The report highlighted that insured loss projections from modeling companies for the recent devastating wildfires range from $20bn to $45bn, with an average of $31bn — more than double the previous record for wildfire losses.

As Howden Re noted, the losses are heavily skewed toward residential properties, but commercial assets will also present significant claims due to property damage and business interruptions, as well as secondary impacts such as smoke damage, access denial, and event cancellations.

Beyond the immediate challenges of California's insurance market, rising inflation has also driven up claims costs, according to the report.

Other variables contributing to potential loss escalation, or "loss creep", include demand surges, additional living expenses, housing stock shortages, updated building codes, substantial auto losses and the threat of litigation.

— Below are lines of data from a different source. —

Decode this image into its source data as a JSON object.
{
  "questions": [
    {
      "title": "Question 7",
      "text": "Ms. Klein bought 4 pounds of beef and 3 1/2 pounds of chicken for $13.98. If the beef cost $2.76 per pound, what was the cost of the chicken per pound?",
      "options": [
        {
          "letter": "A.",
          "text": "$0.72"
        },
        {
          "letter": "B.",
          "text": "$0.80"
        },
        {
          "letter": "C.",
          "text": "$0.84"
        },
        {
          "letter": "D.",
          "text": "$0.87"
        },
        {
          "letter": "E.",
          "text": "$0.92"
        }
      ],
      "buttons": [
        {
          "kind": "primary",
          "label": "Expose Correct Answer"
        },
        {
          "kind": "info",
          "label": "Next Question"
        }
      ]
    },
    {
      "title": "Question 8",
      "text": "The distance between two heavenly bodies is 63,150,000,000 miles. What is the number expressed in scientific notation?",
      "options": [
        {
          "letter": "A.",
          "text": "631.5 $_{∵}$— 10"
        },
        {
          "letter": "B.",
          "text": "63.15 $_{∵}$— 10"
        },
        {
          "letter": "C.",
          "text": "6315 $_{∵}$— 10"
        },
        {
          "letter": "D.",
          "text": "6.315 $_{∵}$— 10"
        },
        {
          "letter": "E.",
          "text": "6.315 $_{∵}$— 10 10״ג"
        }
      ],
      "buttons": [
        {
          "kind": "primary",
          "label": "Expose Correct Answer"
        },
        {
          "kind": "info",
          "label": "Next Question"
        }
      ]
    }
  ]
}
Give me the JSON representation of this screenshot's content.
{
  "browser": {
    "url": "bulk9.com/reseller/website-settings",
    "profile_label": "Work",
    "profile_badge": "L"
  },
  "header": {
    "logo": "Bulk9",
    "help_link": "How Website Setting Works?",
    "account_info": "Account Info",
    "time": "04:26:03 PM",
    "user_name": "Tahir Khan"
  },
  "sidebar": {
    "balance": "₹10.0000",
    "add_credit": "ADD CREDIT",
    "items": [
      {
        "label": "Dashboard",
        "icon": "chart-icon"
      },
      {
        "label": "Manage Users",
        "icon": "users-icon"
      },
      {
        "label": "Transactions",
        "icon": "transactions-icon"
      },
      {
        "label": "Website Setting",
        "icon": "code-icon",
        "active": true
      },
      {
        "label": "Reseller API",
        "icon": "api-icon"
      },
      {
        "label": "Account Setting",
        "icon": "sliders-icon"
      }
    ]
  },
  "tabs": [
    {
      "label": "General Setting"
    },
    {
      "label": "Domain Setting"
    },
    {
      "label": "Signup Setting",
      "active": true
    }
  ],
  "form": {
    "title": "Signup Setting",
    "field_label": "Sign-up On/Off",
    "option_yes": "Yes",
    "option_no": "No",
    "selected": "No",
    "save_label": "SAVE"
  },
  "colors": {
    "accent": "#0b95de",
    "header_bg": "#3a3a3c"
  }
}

Howden Re noted that subrogation recoveries from the California Wildfire Fund could help alleviate industry losses over time.

Underinsurance and protection gaps

The spate of recent high-profile carrier withdrawals from the California market mean that underinsurance is likely to be more severe for the 2025 wildfires than in prior events, the report said.

An estimated 80 percent of homes in the state are underinsured to some extent, with annual policy renewal adjustments of around 5 percent failing to keep pace with higher inflation, according to the report.

The protection gap is further aggravated by the limited coverage offered by California’s residual insurer the Fair Plan, which caps residential property protection at $3mn and commercial coverage at $20mn per location, Howden Re noted.

Over a third of homes in the Palisades area have no mortgage and therefore no mandated insurance requirements, which the company said is contributing to a wider protection gap for the 2025 fires.

Recommendations for mitigation

The report outlined several key strategies to mitigate wildfire exposure and improve the resilience of California's insurance market, such as disaster planning, forest management, infrastructure maintenance and updating building codes.

Additionally, collaboration between insurers, regulators, and policymakers through public-private partnerships is essential for more effective risk distribution and ensuring adequate insurance availability, the report stated.

Howden Re has recommended incentivising risk mitigation, noting that homeowners who invest in fire-resistant upgrades should receive premium reductions to encourage better resilience.

The report also said new models, including parametric insurance and MGA-backed solutions, can provide additional protection in high-risk areas.

“As climate risks continue to evolve, insurers must be more agile and innovative in how they approach risk.

“However, this change cannot happen in a vacuum and collaboration is needed to restore balance and ensure long-term insurability,” said Julian Alovisi, head of research at Howden.

“This is not just an insurance issue – it’s an economic and social imperative,” Alovisi added.